E Andersson, Pathology, Sahlgrenska University Hospital, Goteborg, Sweden
C Swärd, Surgery, Sahlgrenska University Hospital, Goteborg, Sweden
G Stenman, Pathology, Sahlgrenska University Hospital, Goteborg, Sweden
H Ahlman, Surgery, Sahlgrenska University Hospital, Goteborg, Sweden
O Nilsson, Pathology, Sahlgrenska University Hospital, Goteborg, Sweden

Correspondence: Ola Nilsson, Email: ola.nilsson{at}llcr.med.gu.se

Abstract

Ileal carcinoids are malignant neuroendocrine tumours of the small intestine. The aim of this study was to obtain a high-resolution genomic profile of ileal carcinoids in order to define genetic changes important for tumour initiation, progression, and survival.

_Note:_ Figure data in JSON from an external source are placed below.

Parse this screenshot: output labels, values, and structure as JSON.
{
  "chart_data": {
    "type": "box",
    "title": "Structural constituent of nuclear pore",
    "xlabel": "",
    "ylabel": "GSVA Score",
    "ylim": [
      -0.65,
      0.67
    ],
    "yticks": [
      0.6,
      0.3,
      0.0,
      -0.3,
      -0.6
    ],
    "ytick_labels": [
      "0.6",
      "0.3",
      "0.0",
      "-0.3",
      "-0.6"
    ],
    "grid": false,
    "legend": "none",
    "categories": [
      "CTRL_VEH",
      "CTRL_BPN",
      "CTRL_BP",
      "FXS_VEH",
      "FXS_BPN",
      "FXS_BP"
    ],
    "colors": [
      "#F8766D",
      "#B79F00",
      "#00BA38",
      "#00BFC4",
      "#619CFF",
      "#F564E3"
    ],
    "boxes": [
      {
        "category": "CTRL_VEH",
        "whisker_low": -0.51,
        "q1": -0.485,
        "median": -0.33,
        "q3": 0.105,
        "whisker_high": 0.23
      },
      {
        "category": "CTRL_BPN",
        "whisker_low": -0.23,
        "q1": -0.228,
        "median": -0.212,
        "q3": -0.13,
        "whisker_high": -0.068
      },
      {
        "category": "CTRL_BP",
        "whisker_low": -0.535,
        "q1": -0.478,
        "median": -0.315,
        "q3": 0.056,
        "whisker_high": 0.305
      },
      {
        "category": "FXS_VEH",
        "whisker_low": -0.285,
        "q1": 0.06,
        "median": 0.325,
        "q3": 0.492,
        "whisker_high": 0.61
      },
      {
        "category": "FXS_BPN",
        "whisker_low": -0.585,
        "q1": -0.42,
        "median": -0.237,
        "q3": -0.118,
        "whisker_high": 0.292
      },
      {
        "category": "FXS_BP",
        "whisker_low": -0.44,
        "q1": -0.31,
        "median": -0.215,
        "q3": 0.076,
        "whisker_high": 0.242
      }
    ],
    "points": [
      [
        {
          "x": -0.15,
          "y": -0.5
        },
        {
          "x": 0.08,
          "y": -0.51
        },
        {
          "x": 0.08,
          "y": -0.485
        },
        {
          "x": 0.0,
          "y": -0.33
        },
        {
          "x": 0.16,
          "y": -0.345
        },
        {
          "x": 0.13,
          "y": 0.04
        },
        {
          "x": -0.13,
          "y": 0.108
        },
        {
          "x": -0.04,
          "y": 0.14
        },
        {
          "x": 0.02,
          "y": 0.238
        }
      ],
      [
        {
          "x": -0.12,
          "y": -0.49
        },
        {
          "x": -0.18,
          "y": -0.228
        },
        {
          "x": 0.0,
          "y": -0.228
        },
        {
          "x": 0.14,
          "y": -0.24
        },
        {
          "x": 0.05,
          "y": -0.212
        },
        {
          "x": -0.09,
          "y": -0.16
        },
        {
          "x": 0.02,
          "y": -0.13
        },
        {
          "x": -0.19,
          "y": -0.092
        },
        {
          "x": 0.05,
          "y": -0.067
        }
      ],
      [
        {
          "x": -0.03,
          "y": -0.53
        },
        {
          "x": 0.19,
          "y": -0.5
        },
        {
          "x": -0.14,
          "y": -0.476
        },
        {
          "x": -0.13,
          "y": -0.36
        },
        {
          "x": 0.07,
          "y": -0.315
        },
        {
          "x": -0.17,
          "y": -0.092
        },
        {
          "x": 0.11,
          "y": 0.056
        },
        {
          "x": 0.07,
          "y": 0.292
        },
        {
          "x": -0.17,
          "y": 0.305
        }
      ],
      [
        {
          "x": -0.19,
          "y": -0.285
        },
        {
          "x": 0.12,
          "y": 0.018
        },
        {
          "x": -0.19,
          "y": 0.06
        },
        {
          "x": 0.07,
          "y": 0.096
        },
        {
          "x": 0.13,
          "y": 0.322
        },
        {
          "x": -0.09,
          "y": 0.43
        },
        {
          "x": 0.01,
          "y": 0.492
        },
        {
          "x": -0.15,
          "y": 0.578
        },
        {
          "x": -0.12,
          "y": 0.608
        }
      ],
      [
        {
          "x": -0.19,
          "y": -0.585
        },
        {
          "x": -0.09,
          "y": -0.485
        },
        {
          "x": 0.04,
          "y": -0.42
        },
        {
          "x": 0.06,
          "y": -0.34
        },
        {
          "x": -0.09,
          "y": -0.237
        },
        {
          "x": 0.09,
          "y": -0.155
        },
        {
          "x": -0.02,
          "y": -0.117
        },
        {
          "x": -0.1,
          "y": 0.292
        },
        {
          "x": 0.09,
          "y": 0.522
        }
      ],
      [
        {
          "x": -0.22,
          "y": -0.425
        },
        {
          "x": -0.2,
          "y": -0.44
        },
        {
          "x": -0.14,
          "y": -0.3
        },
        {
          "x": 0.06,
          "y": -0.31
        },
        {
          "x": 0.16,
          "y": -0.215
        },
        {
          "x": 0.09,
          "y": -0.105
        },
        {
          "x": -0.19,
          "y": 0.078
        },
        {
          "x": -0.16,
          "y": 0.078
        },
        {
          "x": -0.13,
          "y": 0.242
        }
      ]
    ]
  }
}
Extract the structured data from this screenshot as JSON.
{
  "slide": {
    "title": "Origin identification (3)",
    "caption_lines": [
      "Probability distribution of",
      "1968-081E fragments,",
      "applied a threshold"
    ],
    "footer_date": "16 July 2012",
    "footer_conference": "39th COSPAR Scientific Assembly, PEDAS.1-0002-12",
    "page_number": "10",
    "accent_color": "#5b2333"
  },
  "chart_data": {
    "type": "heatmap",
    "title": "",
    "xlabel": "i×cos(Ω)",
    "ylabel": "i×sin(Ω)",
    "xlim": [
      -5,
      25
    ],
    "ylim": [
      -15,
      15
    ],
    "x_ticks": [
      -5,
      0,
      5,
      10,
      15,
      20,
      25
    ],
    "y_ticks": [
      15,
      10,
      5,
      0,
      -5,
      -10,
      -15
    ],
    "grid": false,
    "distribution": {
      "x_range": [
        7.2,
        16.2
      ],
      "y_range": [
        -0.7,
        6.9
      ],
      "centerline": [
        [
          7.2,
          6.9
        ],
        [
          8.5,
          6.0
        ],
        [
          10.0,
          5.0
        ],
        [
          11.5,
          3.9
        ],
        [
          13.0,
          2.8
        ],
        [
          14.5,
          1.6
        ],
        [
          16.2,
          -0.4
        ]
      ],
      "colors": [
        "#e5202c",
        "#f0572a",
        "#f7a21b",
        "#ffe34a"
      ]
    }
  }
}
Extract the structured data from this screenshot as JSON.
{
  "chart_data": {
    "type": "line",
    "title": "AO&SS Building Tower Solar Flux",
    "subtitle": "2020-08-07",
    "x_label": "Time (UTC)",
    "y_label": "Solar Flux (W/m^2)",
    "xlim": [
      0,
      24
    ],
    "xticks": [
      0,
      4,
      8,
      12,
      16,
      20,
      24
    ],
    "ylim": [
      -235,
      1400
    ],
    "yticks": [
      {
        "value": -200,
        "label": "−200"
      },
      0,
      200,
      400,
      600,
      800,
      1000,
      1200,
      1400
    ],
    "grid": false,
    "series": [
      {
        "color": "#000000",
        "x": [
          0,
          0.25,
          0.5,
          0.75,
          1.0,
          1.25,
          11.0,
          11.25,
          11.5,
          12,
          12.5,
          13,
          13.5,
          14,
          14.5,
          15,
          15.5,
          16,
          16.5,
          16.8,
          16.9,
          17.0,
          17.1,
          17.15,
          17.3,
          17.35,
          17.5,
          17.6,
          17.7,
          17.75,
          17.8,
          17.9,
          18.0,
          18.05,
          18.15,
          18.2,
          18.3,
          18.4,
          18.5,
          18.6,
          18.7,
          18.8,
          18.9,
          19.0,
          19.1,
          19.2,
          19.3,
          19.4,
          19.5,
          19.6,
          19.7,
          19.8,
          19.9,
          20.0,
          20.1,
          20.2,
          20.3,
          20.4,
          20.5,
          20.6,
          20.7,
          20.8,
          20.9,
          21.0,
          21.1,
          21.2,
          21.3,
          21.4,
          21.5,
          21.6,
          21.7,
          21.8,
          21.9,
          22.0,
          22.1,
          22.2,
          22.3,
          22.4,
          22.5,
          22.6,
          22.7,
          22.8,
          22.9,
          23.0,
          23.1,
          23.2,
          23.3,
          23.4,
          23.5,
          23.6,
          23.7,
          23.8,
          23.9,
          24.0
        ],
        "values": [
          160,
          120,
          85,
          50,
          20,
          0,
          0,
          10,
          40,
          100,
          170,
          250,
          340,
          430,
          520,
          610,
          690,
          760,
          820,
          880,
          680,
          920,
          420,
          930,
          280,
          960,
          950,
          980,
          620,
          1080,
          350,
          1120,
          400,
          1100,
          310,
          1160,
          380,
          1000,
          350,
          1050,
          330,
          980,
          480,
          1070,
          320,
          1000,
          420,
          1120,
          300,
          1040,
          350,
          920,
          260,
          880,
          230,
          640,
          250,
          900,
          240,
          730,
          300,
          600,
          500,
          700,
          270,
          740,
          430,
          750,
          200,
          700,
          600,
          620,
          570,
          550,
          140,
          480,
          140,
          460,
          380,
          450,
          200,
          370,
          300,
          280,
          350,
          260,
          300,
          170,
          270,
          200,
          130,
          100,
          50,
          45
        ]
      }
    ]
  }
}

Forty-three patients with ileal carcinoids were investigated by high-resolution array-based comparative genomic hybridization. The average number of copy number alterations (CNAs) per tumour was 7.1 (range 1-22), with losses being more common than gains (ratio 1.4). The most frequent CNA was loss of chromosome 18 (74%). Other frequent CNAs were gain of chromosome 20, 4, 5, and 14, and loss of 11q22.1-q22.2, 11q22.3-q23.1, and 11q23.3, and loss of 16q12.2-q22.1 and 16q23.2-qter. Two distinct patterns of CNAs were found; the majority of tumours were characterized by loss of chromosome 18 while a subgroup of tumours had intact chromosome 18, but gain of chromosome 14. Survival analysis, using a series of Poisson regressions including recurrent CNAs, demonstrated that gain of chromosome 14 was a strong predictor of poor survival. In conclusion, high-resolution profiling demonstrated two separate patterns of CNAs in ileal carcinoids. The majority of tumours showed loss of chromosome 18, which most likely represents a primary event in the development and pathogenesis of tumours. A different genetic pathway is operative in a subgroup of tumours; this is characterized by gain of chromosome 14 and is strongly associated with poor prognosis. Predictive FISH analysis of chromosome 14 status in patients with ileal carcinoids is suggested.